Die Geschichte des ORA
Die Anfänge
Die Gründung des Oratorienvereins mit dem Ziel, aus der Heidenheimer Bürgerschaft ohne Ansehen des Standes klassische Kirchenmusik zur Aufführung zu bringen, fand am 9. November 1908 statt. 47 Frauen und 25 Männer folgten dem Aufruf zur Vereinsgründung in das evangelische Vereinshaus. Der evangelische Dekan Eytel und seine Nachfolger hatten bis 1953 satzungsgemäß den ersten Vorsitz des Vereins inne.
Die Kriege und Neuanfänge
Den nötigen Neuanfang nach dem 1. Weltkrieg initiierten der Studiendirektor Krockenberger und Dekan Schönhut. Der Verein geriet allerdings nach dem Krieg wegen des Zerfalls der deutschen Währung in große Finanznöte, auch im Zusammenhang mit der Durchführung der Proben. Ein Mitgliedsbeitrag wurde nötig und in die Winterproben brachte man Briketts und Holzscheite mit. Vor jedem Konzert herrschten große Sorgen wegen der Finanzierung der Konzerte. Jede Aufführung wurde mit den Jahren zu einer Existenzfrage des Vereins.

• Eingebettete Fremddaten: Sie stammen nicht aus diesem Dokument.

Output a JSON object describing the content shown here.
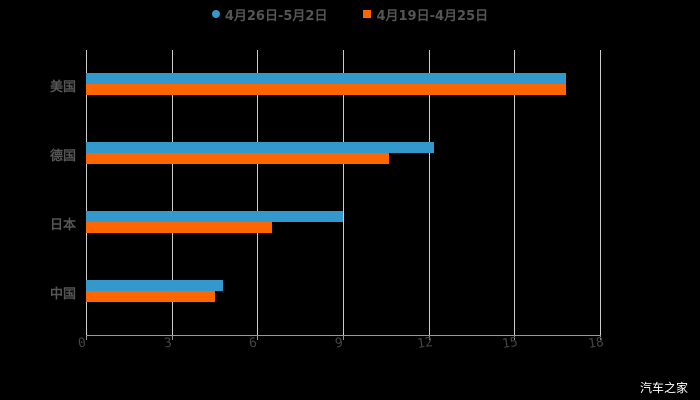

Es war damals Sitte, dass der Organist der Pauluskirche gleichzeitig Leiter des Oratorienchores war. Dieses Amt übernahm 1937 Helmut Bornefeld, in einer Zeit, in der das Naziregime auch das kulturelle Leben diktierte. Gerade Bornefeld stand in Schwierigkeiten wegen seiner Arbeit mit Neuer Musik. Bornefelds Tätigkeit endete abrupt 1938 nach einer Zusammenkunft aller Chorleiter zur Gleichschaltung der Chorarbeit. Weil ihn sein Vorgänger als Kulturbolschewisten bezeichnete und ihm die Zusammenarbeit verweigerte, beendete Bornefeld seine Arbeit mit dem Oratorienchor. Der autoritären Forderung des damaligen Pfarrers Pfähler, die Leitung des Chores nach Kriegsende wieder zu übernehmen, verweigerte sich Bornefeld. Die Arbeit übernahm dann zunächst Dirigent Hauslaib und ab 1950 der Aalener Kantor Herbert Tuschhoff, und dies 35 Jahre bis zu seinem letzten Konzert am 16. November 1985 mit der h-Moll-Messe von J. S. Bach im Saal der Waldorfschule Heidenheim.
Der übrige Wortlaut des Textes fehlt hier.